Celski advanced to finals of the 1500 m after winning 1st place in the heats, quarterfinals, and semifinals. In the final, Celski finished in 4th place, in front of teammate Travis Jayner, who came in 6th. The next day, Celski competed in the 500 m. During the semifinals, Celski attempted a pass from fourth to third place, but during his pass, François-Louis Tremblay of Canada, in second place at the time, fell, tripping Celski on his way down. Celski finished the race in 3rd, but was then disqualified, while Tremblay advanced. In the 1000 m, Celski finished third behind Lee Ho-Suk and Kwak Yoon-Gy with a time of 1:27.515. In the 3000 m, Celski again placed third behind Lee Ho-Suk and Kwak Yoon-Gy. Celski finished fourth overall with 39 points. Celski then combined with Jordan Malone, Travis Jayner, and Simon Cho in the 5000 m relay to finish second behind South Korea with a time of 6:46.205.

===2014 Winter Olympics===
At the 2014 Winter Olympics in Sochi, Celski competed and placed 4th in the Men's 1500m, 6th in the 500m, and 13th in the 1000m. Celski earned a silver medal in the short track men's 5000m relay.

===2018 Winter Olympics===
At the 2018 Winter Olympics in Pyeongchang, South Korea, Celski competed in the 1500m, 1000m, and the men's 5000m relay.

==Media appearances==
On February 9, 2010, Celski appeared on the TV show The Biggest Loser where he introduced a pop challenge to the contestants of the show. During the segment, Celski offered words of encouragement, and showed the contestants how to use a slide board.

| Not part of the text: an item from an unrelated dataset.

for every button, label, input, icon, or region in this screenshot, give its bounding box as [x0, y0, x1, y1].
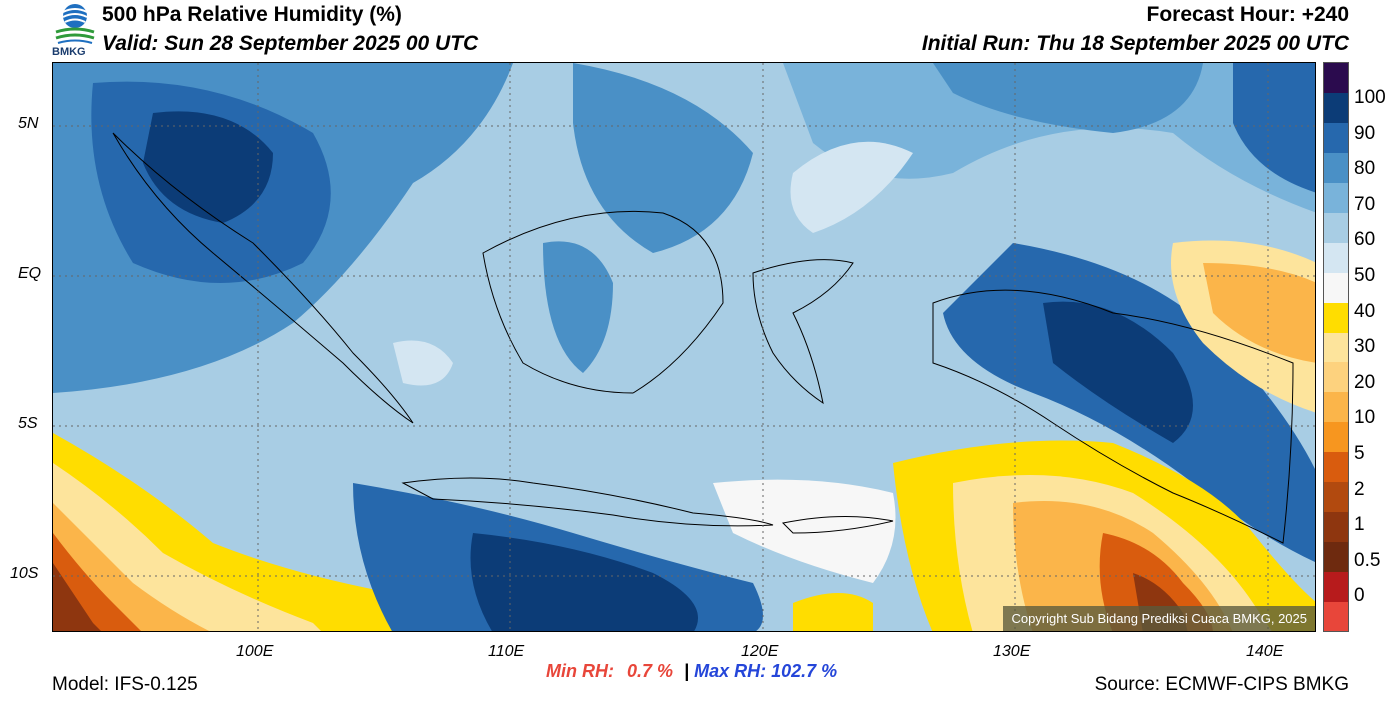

On February 5, 2014, Celski was featured in a one-hour special on NBC television titled How to Raise an Olympian. The program, hosted by Meredith Vieira, chronicles the journeys of seven U.S. Olympians and features interviews from parents and coaches along with home video and photos from each athlete's childhood. The event was broadcast on television with live social media components to further each segment.

==Personal life==
Celski was born in Monterey, California, where his father was serving in the U.S. Army. He was raised in Federal Way, Washington. His father, Robert, is of Polish descent and his mother, Sue, is of Filipino descent. Celski has two older brothers. Celski attended Lakewood High School in Lakewood, California, as well as Todd Beamer High School in Federal Way, Washington, graduating from Lakewood with high honors in the Merit Scholars Program. Before switching to speed skating after seeing the 2002 Winter Olympics, Celski was a national champion in-line skater. He missed the minimum age requirement for the 2006 Winter Olympics by 17 days. In September 2021, he was inducted into the National Polish-American Sports Hall of Fame in Troy, Michigan.